Help with "secondary" constructors

How I can convert this Java class to Kotlin?

import java.util.Collection;

import org.springframework.security.authentication.UsernamePasswordAuthenticationToken;
import org.springframework.security.core.GrantedAuthority;

public final class DomainUsernamePasswordAuthenticationToken extends UsernamePasswordAuthenticationToken {
  private final String domain;

  public DomainUsernamePasswordAuthenticationToken(String principal, String credentials, String domain) {
  super(principal, credentials);
  this.domain = domain;
  }

  public DomainUsernamePasswordAuthenticationToken(CalendarUser principal, String credentials, String domain,
           Collection<? extends GrantedAuthority> authorities) {
  super(principal, credentials, authorities);
  this.domain = domain;
  }

  public String getDomain() {
  return domain;
  }

  private static final long serialVersionUID = -5138870746127783L;
}

Try this:

``

import java.util.Collection;

import org.springframework.security.authentication.UsernamePasswordAuthenticationToken;
import org.springframework.security.core.GrantedAuthority;

public class DomainUsernamePasswordAuthenticationToken(
  principal: CalendarUser,
  credentials: String,
  val domain: String,
  authorities: Collection<out GrantedAuthority>? = null
) : UsernamePasswordAuthenticationToken(principal, credentials, authorities) {

  {
  if (authorities == null) {
           super.setAuthenticated(false)
  }
  }

  private val serialVersionUID = -5138870746127783
}

The problem whit this approach, is that "principal" parameter have type String in one constructor and CalendarUser in other, surely I could use Any as parameter, cause' the super constructor take a Object as parameter, but this is not a corner case and must be addressed.

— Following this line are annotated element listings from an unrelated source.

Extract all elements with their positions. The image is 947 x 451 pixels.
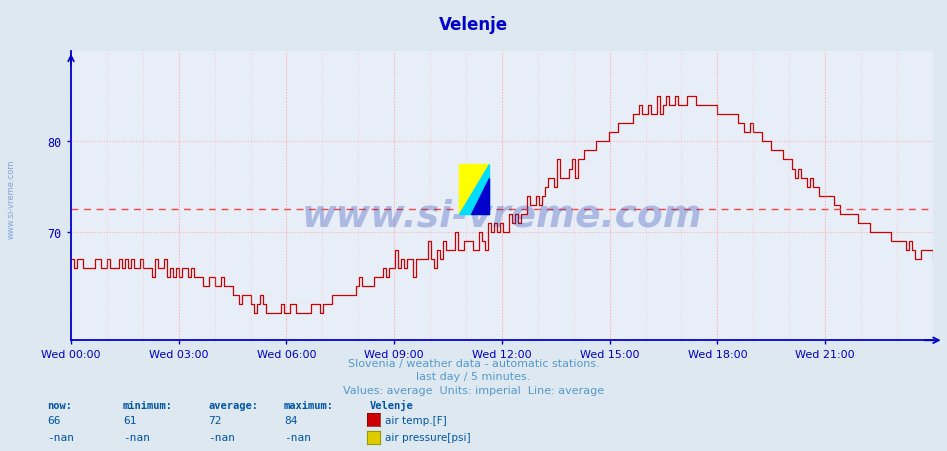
Text: air temp.[F]: air temp.[F] (385, 414, 447, 424)
Text: -nan: -nan (208, 432, 236, 442)
Text: 61: 61 (123, 414, 136, 424)
Text: Slovenia / weather data - automatic stations.: Slovenia / weather data - automatic stat… (348, 358, 599, 368)
Text: Velenje: Velenje (369, 399, 413, 410)
Text: 66: 66 (47, 414, 61, 424)
Polygon shape (458, 165, 490, 214)
Text: average:: average: (208, 400, 259, 410)
Text: maximum:: maximum: (284, 400, 334, 410)
Text: www.si-vreme.com: www.si-vreme.com (301, 198, 703, 235)
Text: -nan: -nan (47, 432, 75, 442)
Polygon shape (472, 178, 490, 214)
Polygon shape (458, 165, 490, 214)
Text: minimum:: minimum: (123, 400, 173, 410)
Text: 84: 84 (284, 414, 297, 424)
Text: -nan: -nan (284, 432, 312, 442)
Text: www.si-vreme.com: www.si-vreme.com (7, 159, 16, 238)
Text: last day / 5 minutes.: last day / 5 minutes. (417, 372, 530, 382)
Text: Values: average  Units: imperial  Line: average: Values: average Units: imperial Line: av… (343, 385, 604, 395)
Text: now:: now: (47, 400, 72, 410)
Text: 72: 72 (208, 414, 222, 424)
Text: -nan: -nan (123, 432, 151, 442)
Text: air pressure[psi]: air pressure[psi] (385, 432, 471, 442)
Text: Velenje: Velenje (439, 16, 508, 34)
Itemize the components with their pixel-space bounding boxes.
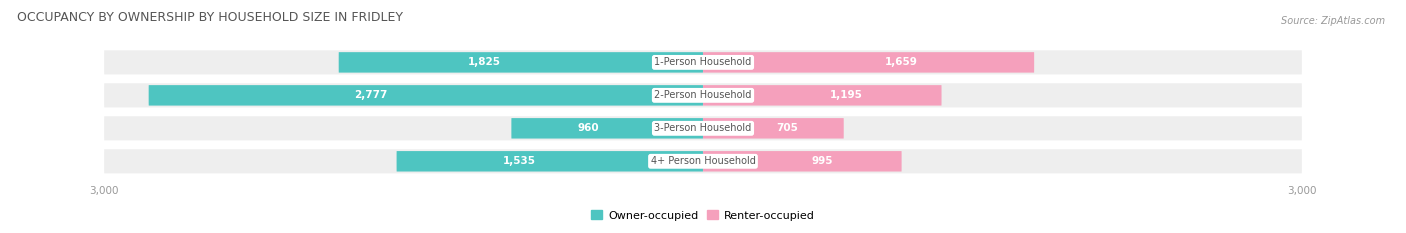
FancyBboxPatch shape <box>703 85 942 106</box>
Text: 2,777: 2,777 <box>354 90 387 100</box>
Text: 1,535: 1,535 <box>503 156 536 166</box>
FancyBboxPatch shape <box>512 118 703 139</box>
FancyBboxPatch shape <box>396 151 703 171</box>
FancyBboxPatch shape <box>703 118 844 139</box>
Text: 995: 995 <box>811 156 832 166</box>
FancyBboxPatch shape <box>339 52 703 73</box>
Text: 2-Person Household: 2-Person Household <box>654 90 752 100</box>
FancyBboxPatch shape <box>104 83 1302 107</box>
Text: 1,195: 1,195 <box>830 90 862 100</box>
FancyBboxPatch shape <box>104 116 1302 140</box>
FancyBboxPatch shape <box>149 85 703 106</box>
FancyBboxPatch shape <box>703 151 901 171</box>
FancyBboxPatch shape <box>104 149 1302 173</box>
FancyBboxPatch shape <box>104 50 1302 75</box>
Legend: Owner-occupied, Renter-occupied: Owner-occupied, Renter-occupied <box>586 206 820 225</box>
Text: 1-Person Household: 1-Person Household <box>654 57 752 67</box>
Text: 1,659: 1,659 <box>886 57 918 67</box>
Text: 1,825: 1,825 <box>468 57 501 67</box>
Text: 3-Person Household: 3-Person Household <box>654 123 752 133</box>
FancyBboxPatch shape <box>703 52 1035 73</box>
Text: 705: 705 <box>776 123 799 133</box>
Text: OCCUPANCY BY OWNERSHIP BY HOUSEHOLD SIZE IN FRIDLEY: OCCUPANCY BY OWNERSHIP BY HOUSEHOLD SIZE… <box>17 11 404 24</box>
Text: 4+ Person Household: 4+ Person Household <box>651 156 755 166</box>
Text: 960: 960 <box>578 123 599 133</box>
Text: Source: ZipAtlas.com: Source: ZipAtlas.com <box>1281 16 1385 26</box>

The “Java to Kotlin” feature that come with the plugin produce some “init” functions inside the class object but this code is imposible to compile

The standard way of creating "secondary constructors" is this:

``

class A (x: Int) {
  …
}

fun A(y: String): A = A(y.size())

fun test() {

  val a1 = A(1)
  val a2 = A(“2”)

}

I resolved it using your sugestion

public class DomainUsernamePasswordAuthenticationToken(principal: Any, credentials: String, val domain: String, authorities: Collection<GrantedAuthority>?) : UsernamePasswordAuthenticationToken(principal, credentials, authorities) {

}

fun DomainUsernamePasswordAuthenticationToken(principal: String, credentials: String, domain: String): DomainUsernamePasswordAuthenticationToken {
  return DomainUsernamePasswordAuthenticationToken(principal = principal,
           credentials = credentials,
           domain = domain,
           authorities = null)
}

fun DomainUsernamePasswordAuthenticationToken(principal: CalendarUser, credentials: String, domain: String, authorities: Collection<GrantedAuthority>): DomainUsernamePasswordAuthenticationToken {
  return DomainUsernamePasswordAuthenticationToken(principal = principal,
           credentials = credentials,
           domain = domain,
           authorities = authorities)
}


In this particular case will work, 'cause UsernamePasswordAuthenticationToken could receive a null in the authorities param, but proper secondary constructors are necesary in other cases (This could be also addressed with some type trickery)

I think when authorities == null you should call setAuthenticated(false) after created instance.